Wednesday 21 February 2024

The 15th Fontana Book of Great Horror Stories



The reviews of the stories contained in this collection are incomplete, as I do not own a copy of this volume.  Or to be strictly correct, I refuse the pay the silly price it is presently going for.  If anyone has a copy of the book they would like to loan me, in order for me complete this entry, I should be forever grateful.

Or even, when I think about it, a pdf or photocopy of any of the unreviewed stories.  💖  Ian


THE LODGER IN ROOM 16
By David Dixon

Mr Feith is living on the top floor of a less than salubrious lodging house.  He has never met is co-lodger in room 16, but every few nights, the elusive neighbour seems to begin operating some noisy hand-cranked piece of machinery.

Complaints to the landlord go nowhere, so Feith takes things into his own hands to investigate.

Good fun, this one in a pulpy, silly sort of way.  We get next to no back story on the Lodger of the title, other than he "works in a local cemetery" and, rather more intriguingly, he "came with the house".  The few descriptions were get on his appearance talk about being "horribly fat and grey" and "soft and rotten like an overripe plum".

I think we are led to believe he/it is disinterring bodies from the disused cemetery opposite the boarding house, and grinding down the bones - to what purpose we can only guess.

Feith is painted as a fussy, prim martinet character.  Hardly likeable.  Quite why he insisted on a room on the upper floor in the first place, when the landlord had told him "rooms up there wasn't for letting", is never expanded upon.  But we can, I think,  understand his insistence upon getting to the bottom of the nonsense which was going on next door.

Even if, in the end, he did not.


R. Chetwynd-Hayes - Growth
Anonymous - In The Slaughteryard
Monica Dickens - Activity Time


THEY BITE
By Anthony Boucher

Hugh Tallent is in the California desert spying on some new-fangled glider being tested by the US military.  When leaving he encounters Morgan an old acquaintance; someone very familiar with Tallent and his "Secrets for Sale" past.

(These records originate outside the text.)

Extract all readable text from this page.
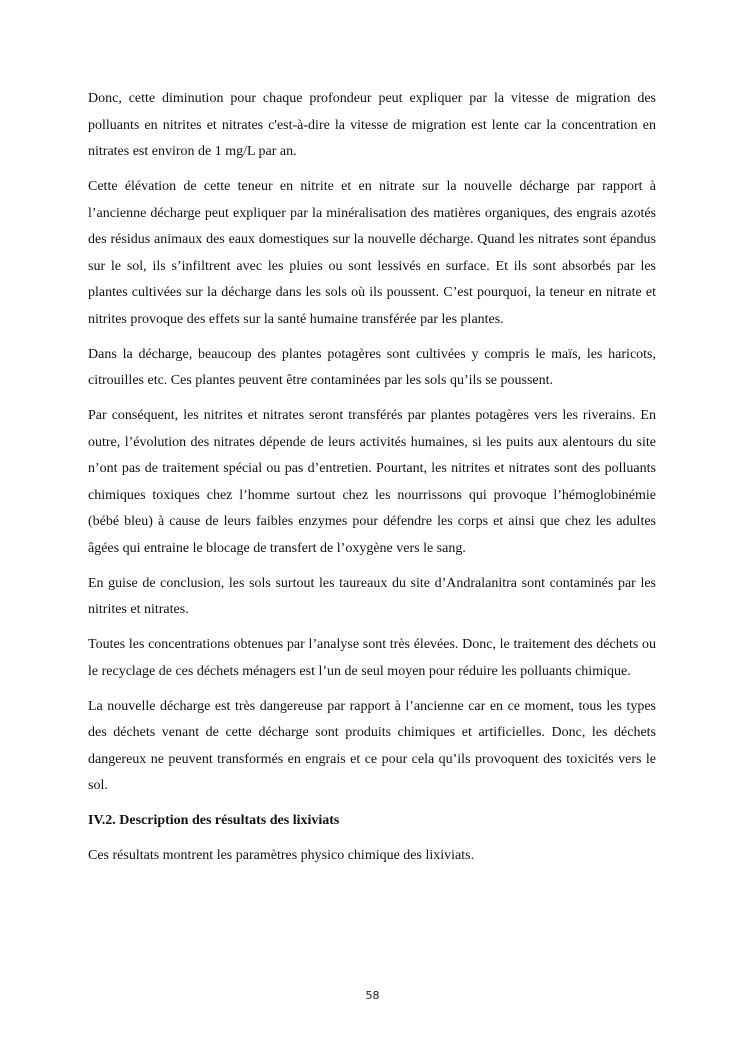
Donc, cette diminution pour chaque profondeur peut expliquer par la vitesse de migration des polluants en nitrites et nitrates c'est-à-dire la vitesse de migration est lente car la concentration en nitrates est environ de 1 mg/L par an.

Cette élévation de cette teneur en nitrite et en nitrate sur la nouvelle décharge par rapport à l’ancienne décharge peut expliquer par la minéralisation des matières organiques, des engrais azotés des résidus animaux des eaux domestiques sur la nouvelle décharge. Quand les nitrates sont épandus sur le sol, ils s’infiltrent avec les pluies ou sont lessivés en surface. Et ils sont absorbés par les plantes cultivées sur la décharge dans les sols où ils poussent. C’est pourquoi, la teneur en nitrate et nitrites provoque des effets sur la santé humaine transférée par les plantes.

Dans la décharge, beaucoup des plantes potagères sont cultivées y compris le maïs, les haricots, citrouilles etc. Ces plantes peuvent être contaminées par les sols qu’ils se poussent.

Par conséquent, les nitrites et nitrates seront transférés par plantes potagères vers les riverains. En outre, l’évolution des nitrates dépende de leurs activités humaines, si les puits aux alentours du site n’ont pas de traitement spécial ou pas d’entretien. Pourtant, les nitrites et nitrates sont des polluants chimiques toxiques chez l’homme surtout chez les nourrissons qui provoque l’hémoglobinémie (bébé bleu) à cause de leurs faibles enzymes pour défendre les corps et ainsi que chez les adultes âgées qui entraine le blocage de transfert de l’oxygène vers le sang.

En guise de conclusion, les sols surtout les taureaux du site d’Andralanitra sont contaminés par les nitrites et nitrates.

Toutes les concentrations obtenues par l’analyse sont très élevées. Donc, le traitement des déchets ou le recyclage de ces déchets ménagers est l’un de seul moyen pour réduire les polluants chimique.

La nouvelle décharge est très dangereuse par rapport à l’ancienne car en ce moment, tous les types des déchets venant de cette décharge sont produits chimiques et artificielles. Donc, les déchets dangereux ne peuvent transformés en engrais et ce pour cela qu’ils provoquent des toxicités vers le sol.

IV.2. Description des résultats des lixiviats

Ces résultats montrent les paramètres physico chimique des lixiviats.

58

There is clearly bad blood between the pair, for Morgan immediately threatens to blackmail Tallent, so a meeting is arranged the following day.

That evening Tallent visits a local bar, where he is regaled with a couple of yarns of supernatural events, and a shunned "old Carker Place".  Carkers being apparently the locals' name for cannibalistic semi-humans who exist out in the desert.

Tallent wonders if he can use these rumours to help rid himself of the troublesome Morgan for good, but in the process stirs himself up a hornets' nest of trouble.

I blew hot and cold throughout when reading this one.  Loads of great writing: Tallent frantically scrambling up the mountainside to his spy position, the evocative bar-room scene, the brutal line where Tallent "swung the machete once and clove Morgan's full, red, sweating face in two".  And that final terrifying image of the female Carker in the doorway.

But, two scenes really spoiled the story for me;

There is the whopping geographic coincidence we are, as readers, asked to swallow when Tallent encounters Morgan in the desert.  For not only has Tallent bumped into another bod on a deserted mountain, but someone who not only knows him but, is apparently, well acquainted with, and prepared to exploit, Tallent's shady past.  

Later, there is the rather silly business of the decapitated head of a Carker maintaining it's bite on Tallent's hand.  With a machete at his disposal, I should have thought his first option would be to whack the bone-dry skull, including the jaw, into a million fragments.  Rather than deciding self-amputation to be the better course of action.

These two gripes asides, I really enjoyed my first introduction to the rather unique writing style of this author.


Rosemary Timperley - House Of Mirrors
Mor Jokai - The Drop Of Blood
Harry E. Turner - The Wager
Bryn Fortey - Shrewhampton North-East
Garry Kilworth - Love Child


THE BLACK DRUID
By Frank Belknap Long

Archaeologist and academic Stephen Benefield is just leaving a New York library after carrying out a bit of research, when he is irked to note someone has moved his overcoat to the opposite end of the coat rack.  Harrumphing, he puts on the coat and catches an underground train to make his way home.

But, whilst on the train, he finds himself the object of many curious and distasteful stares, with one terrified young boy yelling out "Black Boogeyman".  

Upon reaching his lodgings Benefield receives a further shock when he glances in the mirror in the hall, for facing him is indeed a black something.

What I think we may have here is that rarest of things in the Pan and Fontana collections: a Happy Ending.  Or at least, not a grim one.  For our hero appears to have succeeded in dodging a bullet by the simple expedient of taking off the black overcoat, which we later discover, was clearly not his.  But belonged to, we have to assume, The Black Druid of the title.

Actually, when I think about it, the narrator in Frank Belknap Long's only entry to the PBoHS, The Ocean Leech, also enjoyed a happy(ish) ending.

A sentimental horror writer - whatever next?